I’ve stared at the blank screen on my computer for a while now. I asked Eli well over a week ago if he would write the next blog post—it didn’t happen. I’m always one who has words, but right now, for this blog post, I’m just not sure what to write. There is a reason for this.
I wish I had an update. I know that many of you, our friends and family, are eagerly waiting to read our blog or to talk to us and hear that there has been some type of movement in our adoption journey. To a certain extent, I’m sure that it gets sickening or tiring to hear more about the wait…trust me, at times I’m feeling the same way. However, movement in our journey just isn’t happening right now. I’m certain that many of you are wondering why we keep stalling continuing forward; why we don’t just jump right in again. Don’t feel guilty if you have thought this. I wish I had a simple answer or a great update. Our story isn’t the Wow…we prayed, we waited, and at the exact right moment God granted us a child. I don’t say that to sound flippant, but it’s the truth.
The wait, the time, the developing of patience is a big part of the process. I’ve mentioned this before, but it couldn’t be more true. I now look at my/our journey differently, which in return, can make the process a bit more lengthy.

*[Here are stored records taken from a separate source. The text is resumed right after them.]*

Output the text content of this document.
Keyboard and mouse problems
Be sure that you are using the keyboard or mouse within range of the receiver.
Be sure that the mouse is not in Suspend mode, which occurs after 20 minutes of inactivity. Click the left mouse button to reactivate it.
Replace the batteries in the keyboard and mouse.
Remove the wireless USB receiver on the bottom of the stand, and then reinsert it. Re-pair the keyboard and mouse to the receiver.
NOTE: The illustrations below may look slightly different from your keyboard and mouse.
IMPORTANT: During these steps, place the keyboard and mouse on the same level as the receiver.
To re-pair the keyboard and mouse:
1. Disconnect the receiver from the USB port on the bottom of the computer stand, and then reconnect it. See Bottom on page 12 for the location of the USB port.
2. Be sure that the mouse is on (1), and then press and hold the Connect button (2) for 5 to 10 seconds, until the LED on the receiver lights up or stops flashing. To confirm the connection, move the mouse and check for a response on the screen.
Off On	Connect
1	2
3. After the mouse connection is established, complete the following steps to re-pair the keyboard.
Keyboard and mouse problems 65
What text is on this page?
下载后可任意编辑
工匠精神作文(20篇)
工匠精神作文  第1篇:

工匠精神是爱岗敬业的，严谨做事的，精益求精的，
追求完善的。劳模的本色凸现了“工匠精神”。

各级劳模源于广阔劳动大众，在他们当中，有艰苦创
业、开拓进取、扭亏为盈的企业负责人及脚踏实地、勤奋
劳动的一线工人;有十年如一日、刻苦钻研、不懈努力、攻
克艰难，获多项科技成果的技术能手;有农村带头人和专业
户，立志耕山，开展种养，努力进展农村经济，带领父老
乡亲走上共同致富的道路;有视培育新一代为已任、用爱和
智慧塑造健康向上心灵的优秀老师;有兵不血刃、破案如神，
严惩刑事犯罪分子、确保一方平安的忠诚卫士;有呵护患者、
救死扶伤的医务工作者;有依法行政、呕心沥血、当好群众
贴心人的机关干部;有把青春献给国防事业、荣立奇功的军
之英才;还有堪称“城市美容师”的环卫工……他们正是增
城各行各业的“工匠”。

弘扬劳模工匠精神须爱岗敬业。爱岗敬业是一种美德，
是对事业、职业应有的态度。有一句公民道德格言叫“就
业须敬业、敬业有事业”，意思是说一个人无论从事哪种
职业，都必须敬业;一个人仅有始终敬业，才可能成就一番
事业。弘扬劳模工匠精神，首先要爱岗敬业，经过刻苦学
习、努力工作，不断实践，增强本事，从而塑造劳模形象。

What I can tell you is this…we are tirelessly scouring private agencies to pursue domestic infant adoption. And let me tell you, it’s taking us a lot more time to research agencies. Through our wait I now know just how important it is to find an agency that is concerned and caring about expectant mothers (mothers who are pregnant and are considering placing their child) and future birth mothers. I don’t want to work with an agency that pressures a woman into placing. I know that’s not best for anyone—the first mother, the child, or us.

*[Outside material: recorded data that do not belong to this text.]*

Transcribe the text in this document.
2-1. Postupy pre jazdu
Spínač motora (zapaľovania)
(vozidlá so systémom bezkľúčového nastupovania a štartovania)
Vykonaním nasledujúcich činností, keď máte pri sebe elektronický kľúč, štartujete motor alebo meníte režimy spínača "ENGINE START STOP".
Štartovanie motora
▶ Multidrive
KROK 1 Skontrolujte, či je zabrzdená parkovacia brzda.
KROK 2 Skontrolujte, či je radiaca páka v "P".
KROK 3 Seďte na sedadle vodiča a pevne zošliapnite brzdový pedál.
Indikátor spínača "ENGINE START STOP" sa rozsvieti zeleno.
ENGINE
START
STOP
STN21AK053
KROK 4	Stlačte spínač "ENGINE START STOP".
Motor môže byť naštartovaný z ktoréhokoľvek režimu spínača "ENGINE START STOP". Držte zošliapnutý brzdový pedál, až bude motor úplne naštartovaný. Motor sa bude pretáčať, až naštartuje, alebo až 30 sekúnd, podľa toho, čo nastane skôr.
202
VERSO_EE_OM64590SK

What I can tell you is this…we are very interested in the possibility of a transracial adoption, but we know that in order to do it justice we must be researched. We know that in the society, the world that we live in, love is not enough. And there will be certain things that we as “white” parents won’t be able to fully understand adopting a child of color.

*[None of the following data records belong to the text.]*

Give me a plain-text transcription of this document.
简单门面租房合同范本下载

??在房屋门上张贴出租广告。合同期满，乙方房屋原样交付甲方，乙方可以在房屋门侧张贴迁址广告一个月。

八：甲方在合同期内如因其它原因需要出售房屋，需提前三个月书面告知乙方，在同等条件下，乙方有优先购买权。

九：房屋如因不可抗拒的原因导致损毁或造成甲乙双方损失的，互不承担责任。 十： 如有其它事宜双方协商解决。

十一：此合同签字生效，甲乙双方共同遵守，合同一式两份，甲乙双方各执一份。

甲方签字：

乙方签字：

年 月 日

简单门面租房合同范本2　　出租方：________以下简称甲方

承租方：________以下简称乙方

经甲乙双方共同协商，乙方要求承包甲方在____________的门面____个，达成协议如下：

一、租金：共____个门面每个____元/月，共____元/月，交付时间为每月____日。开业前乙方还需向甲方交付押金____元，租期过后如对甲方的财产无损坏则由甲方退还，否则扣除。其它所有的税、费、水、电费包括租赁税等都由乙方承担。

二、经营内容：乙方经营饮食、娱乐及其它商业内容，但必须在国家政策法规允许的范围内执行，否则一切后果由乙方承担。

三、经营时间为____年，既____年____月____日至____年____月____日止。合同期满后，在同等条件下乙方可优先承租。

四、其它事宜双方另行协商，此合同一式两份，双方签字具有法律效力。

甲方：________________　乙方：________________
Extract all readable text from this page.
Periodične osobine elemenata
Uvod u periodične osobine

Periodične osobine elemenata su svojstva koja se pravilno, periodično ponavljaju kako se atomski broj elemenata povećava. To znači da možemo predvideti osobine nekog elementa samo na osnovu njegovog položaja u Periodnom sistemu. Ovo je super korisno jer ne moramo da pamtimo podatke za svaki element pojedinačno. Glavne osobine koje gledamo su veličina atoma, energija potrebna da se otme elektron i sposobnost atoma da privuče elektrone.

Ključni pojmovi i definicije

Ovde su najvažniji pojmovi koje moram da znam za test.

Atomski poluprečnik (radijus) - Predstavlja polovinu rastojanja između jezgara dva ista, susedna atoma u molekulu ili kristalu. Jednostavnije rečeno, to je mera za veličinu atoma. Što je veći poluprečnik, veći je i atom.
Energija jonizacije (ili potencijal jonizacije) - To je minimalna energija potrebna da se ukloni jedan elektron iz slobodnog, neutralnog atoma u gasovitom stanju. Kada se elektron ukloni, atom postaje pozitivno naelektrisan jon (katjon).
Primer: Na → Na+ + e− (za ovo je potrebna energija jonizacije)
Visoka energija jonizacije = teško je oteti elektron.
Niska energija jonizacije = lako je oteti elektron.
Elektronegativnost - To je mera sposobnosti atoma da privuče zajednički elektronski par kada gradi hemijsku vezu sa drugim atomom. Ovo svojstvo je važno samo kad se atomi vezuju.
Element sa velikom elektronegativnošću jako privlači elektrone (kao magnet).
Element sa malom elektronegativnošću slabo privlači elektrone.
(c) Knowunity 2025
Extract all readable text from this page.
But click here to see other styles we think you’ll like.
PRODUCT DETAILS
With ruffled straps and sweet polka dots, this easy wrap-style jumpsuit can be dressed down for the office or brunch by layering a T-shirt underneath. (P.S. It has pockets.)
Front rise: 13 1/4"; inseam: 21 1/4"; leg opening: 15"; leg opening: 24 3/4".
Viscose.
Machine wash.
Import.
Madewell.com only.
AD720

What I can tell you is this…in no shape or form are we stalling or hesitating or backing out. As a matter of fact, it’s just the opposite. We are preparing. We are resting up. We are heading in with eyes wide open because we now know through our wait that adoption comes with loss.
Eli didn’t write the last blog post for the same reason that it’s taken me so long to start this one. We don’t necessarily have any big news, and we aren’t always sure what to tell you. But the weird thing is that our journey, this wait, adoption is never out of our minds. So, it’s as simple as writing a blog post, but as complex as sharing every facet of our journey.